Cyberexperts: a 'lost decade' since 9/11 to address infrastructure threats
Top critical infrastructure cybersecurity experts, who met in Miami this week, cite a surprising number of control systems that are still exposed to hackers.
Miami — Cyberexperts now are calling the years since 9/11 a “lost decade” in which little was done to protect the vulnerable computer-controlled machines that operate critical US infrastructure – like the power grid and transportation and financial sectors – against malicious software, hackers, and nation-states.
It’s now become a serious game of catch-up. Threats to the vital digital networks that run substations and transmission lines, chemical plant processes, and air traffic control are growing dramatically, leaving the United States at greater risk than at any time since 9/11, these industrial control system experts say.

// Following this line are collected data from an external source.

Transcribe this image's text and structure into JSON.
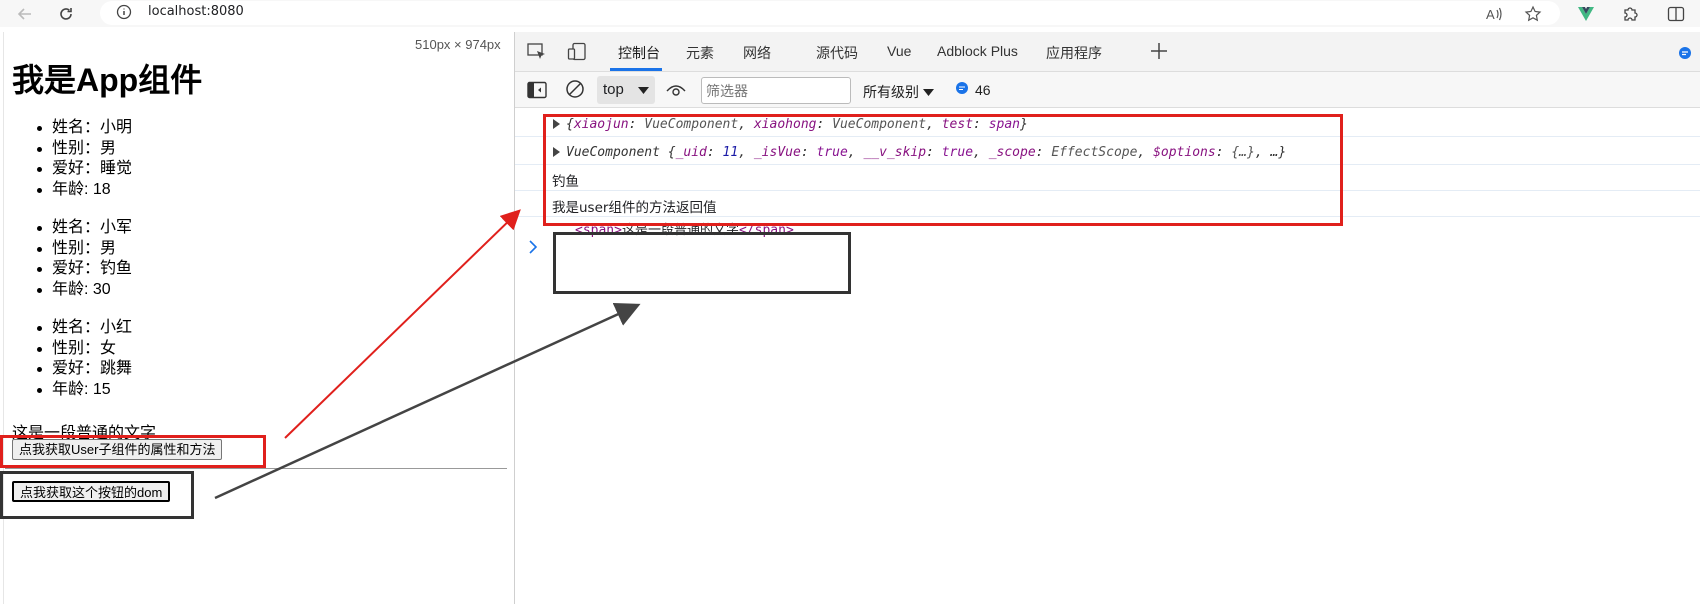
{
  "browser": {
    "url": "localhost:8080"
  },
  "page": {
    "dimensions_label": "510px × 974px",
    "title": "我是App组件",
    "persons": [
      [
        "姓名：小明",
        "性别：男",
        "爱好：睡觉",
        "年龄: 18"
      ],
      [
        "姓名：小军",
        "性别：男",
        "爱好：钓鱼",
        "年龄: 30"
      ],
      [
        "姓名：小红",
        "性别：女",
        "爱好：跳舞",
        "年龄: 15"
      ]
    ],
    "plain_text": "这是一段普通的文字",
    "get_user_button": "点我获取User子组件的属性和方法",
    "get_dom_button": "点我获取这个按钮的dom"
  },
  "devtools": {
    "tabs": [
      {
        "label": "控制台",
        "active": true
      },
      {
        "label": "元素"
      },
      {
        "label": "网络"
      },
      {
        "label": "源代码"
      },
      {
        "label": "Vue"
      },
      {
        "label": "Adblock Plus"
      },
      {
        "label": "应用程序"
      }
    ],
    "context": "top",
    "filter_placeholder": "筛选器",
    "levels": "所有级别",
    "message_count": "46",
    "logs": {
      "refs_object": {
        "open": "{",
        "k1": "xiaojun",
        "v1": "VueComponent",
        "k2": "xiaohong",
        "v2": "VueComponent",
        "k3": "test",
        "v3": "span",
        "close": "}"
      },
      "vue_component": {
        "prefix": "VueComponent {",
        "k1": "_uid",
        "v1": "11",
        "k2": "_isVue",
        "v2": "true",
        "k3": "__v_skip",
        "v3": "true",
        "k4": "_scope",
        "v4": "EffectScope",
        "k5": "$options",
        "v5": "{…}",
        "suffix": "…}"
      },
      "hobby": "钓鱼",
      "method_return": "我是user组件的方法返回值",
      "span_open": "<span>",
      "span_text": "这是一段普通的文字",
      "span_close": "</span>"
    }
  },
  "colors": {
    "annotation_red": "#e0201c",
    "annotation_dark": "#333333",
    "accent_blue": "#1a73e8"
  }
}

Yet the vulnerabilities in these industrial cybersystems have never been more widely acknowledged or as well understood in their intricacy, say top critical infrastructure cybersecurity experts, who met in Miami this week. Despite some gains, however, a surprising number of control systems for critical infrastructure are still visible on the Internet and exposed to hackers, lacking even rudimentary digital security.
“What’s amazing is that, 13 years after 9/11, there’s been almost no progress on the devices and equipment that send commands or do the monitoring on these networks,” says Dale Peterson, founder of Digital Bond and organizer of the S4 conference.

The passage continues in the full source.